In the current implementation, if network connectivity between the Agent and Dispatcher is interrupted, the Agent initiates a new full disk snapshot upon reconnection. While this approach ensures data consistency, it's not optimized for network efficiency or storage resources. We are actively exploring more efficient approaches that would capture only the incremental changes that occurred during the network downtime, alongside the existing live change sector tracking mechanism.
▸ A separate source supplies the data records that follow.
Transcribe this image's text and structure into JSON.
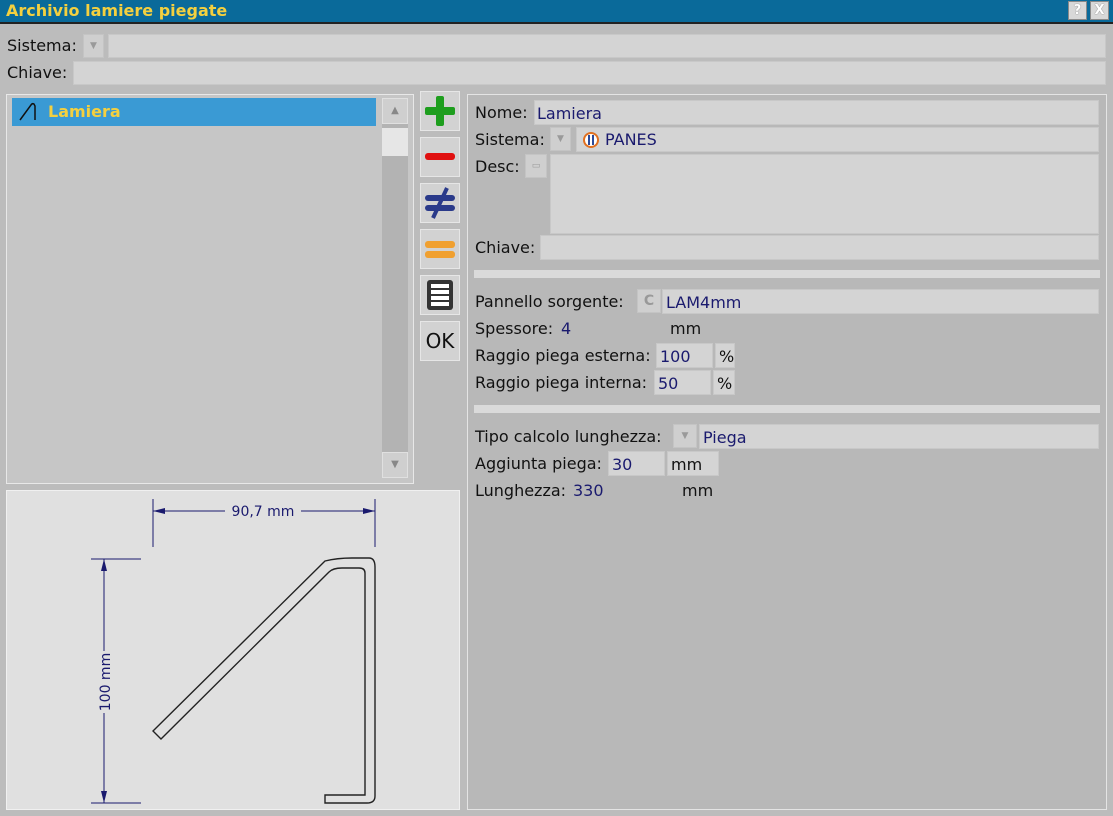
{
  "window": {
    "title": "Archivio lamiere piegate",
    "help_label": "?",
    "close_label": "X"
  },
  "top": {
    "sistema_label": "Sistema:",
    "sistema_value": "",
    "chiave_label": "Chiave:",
    "chiave_value": ""
  },
  "list": {
    "items": [
      {
        "label": "Lamiera",
        "icon": "bent-sheet-icon"
      }
    ],
    "scroll_up_icon": "triangle-up-icon",
    "scroll_down_icon": "triangle-down-icon"
  },
  "actions": {
    "ok_label": "OK",
    "buttons": [
      "add-icon",
      "remove-icon",
      "not-equal-icon",
      "equal-icon",
      "list-icon"
    ]
  },
  "preview": {
    "width_dim": "90,7 mm",
    "height_dim": "100 mm"
  },
  "form": {
    "nome_label": "Nome:",
    "nome_value": "Lamiera",
    "sistema_label": "Sistema:",
    "sistema_value": "PANES",
    "desc_label": "Desc:",
    "desc_value": "",
    "chiave_label": "Chiave:",
    "chiave_value": "",
    "pannello_label": "Pannello sorgente:",
    "pannello_btn": "C",
    "pannello_value": "LAM4mm",
    "spessore_label": "Spessore:",
    "spessore_value": "4",
    "spessore_unit": "mm",
    "raggio_est_label": "Raggio piega esterna:",
    "raggio_est_value": "100",
    "raggio_est_unit": "%",
    "raggio_int_label": "Raggio piega interna:",
    "raggio_int_value": "50",
    "raggio_int_unit": "%",
    "tipo_label": "Tipo calcolo lunghezza:",
    "tipo_value": "Piega",
    "aggiunta_label": "Aggiunta piega:",
    "aggiunta_value": "30",
    "aggiunta_unit": "mm",
    "lunghezza_label": "Lunghezza:",
    "lunghezza_value": "330",
    "lunghezza_unit": "mm"
  },
  "colors": {
    "title_bar": "#0a6a9a",
    "title_text": "#f4d03f",
    "selection": "#3a9ad4",
    "value_text": "#1a1a6e",
    "add_green": "#1e9e1e",
    "remove_red": "#e01010",
    "equal_orange": "#f0a030",
    "notequal_blue": "#2a3a8a"
  }
}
This optimization would significantly reduce network bandwidth usage and backup time during reconnection scenarios. Instead of transferring the entire disk image again, the system would only need to synchronize the specific sectors that changed during the disconnection period. This enhancement would be particularly valuable in environments with unstable network connections or when dealing with large disk volumes.
sequenceDiagram
participant A as Agent
participant D as Dispatcher
participant XMA as xmactions DB
participant XMD as xmdispatcher DB
participant SNAP as /data-dir/snapshot
participant INC as /data-dir/incremental
A->>+D: WS: /ws/config, /ws/snapshot, /ws/live, /ws/restore
A->>D: Auth (secret)
D-->>-A: Auth Success
A->>D: Footprint Data
D->>XMD: Store Footprint
par Full Backup
A->>A: Start disk clone
A->>+D: Metadata (/ws/snapshot)
D->>XMA: Create action
D-->>-A: ACK
loop Backup Progress
A->>D: Disk chunks
D->>XMA: Update progress
D->>SNAP: Write .img file
end
and Change Monitor
A->>A: Monitor sectors
loop On Changes
A->>D: Changed sectors (/ws/live)
D->>INC: Write sectors (.cst)
end
end
loop Live Sync (live_sync_frequency)
D->>INC: Read .cst file
D->>A: Request sector data
A->>A: Read sectors
A->>D: Send sector data
D->>INC: Write .bak file
end
The architecture utilizes four distinct WebSocket endpoints:
- /ws/config for configuration management
- /ws/snapshot for full disk backup operations
- /ws/live for real-time change tracking
- /ws/restore for data restoration processes
This separation of concerns allows for efficient handling of different types of operations while maintaining persistent connections between the Agent and Dispatcher. The combination of continuous change tracking and dedicated communication channels makes blxrep particularly effective for maintaining synchronized disk states across systems. The planned optimizations for handling network interruptions will further enhance the system's efficiency and reliability in real-world deployment scenarios.
Deployment Architecture
architecture-beta
group dispatcher_system(cloud)[Dispatcher System]
service dispatcher_core(server)[Dispatcher] in dispatcher_system
service backup_storage(disk)[Backup Storage] in dispatcher_system
group target_servers(server)[Target Servers]
service agent1(server)[Agent 1] in target_servers
service admin(internet)[Backup Administrator]
dispatcher_core:B -- T:backup_storage
agent1:R -- L:dispatcher_core
admin:R -- L:dispatcher_core
Dispatcher is deployed in a different subnet or the datacenter than the target servers. The target servers can be connected to the dispatcher privately or publicly. The backup storage is a disk that is mounted to the dispatcher server where the backups are stored.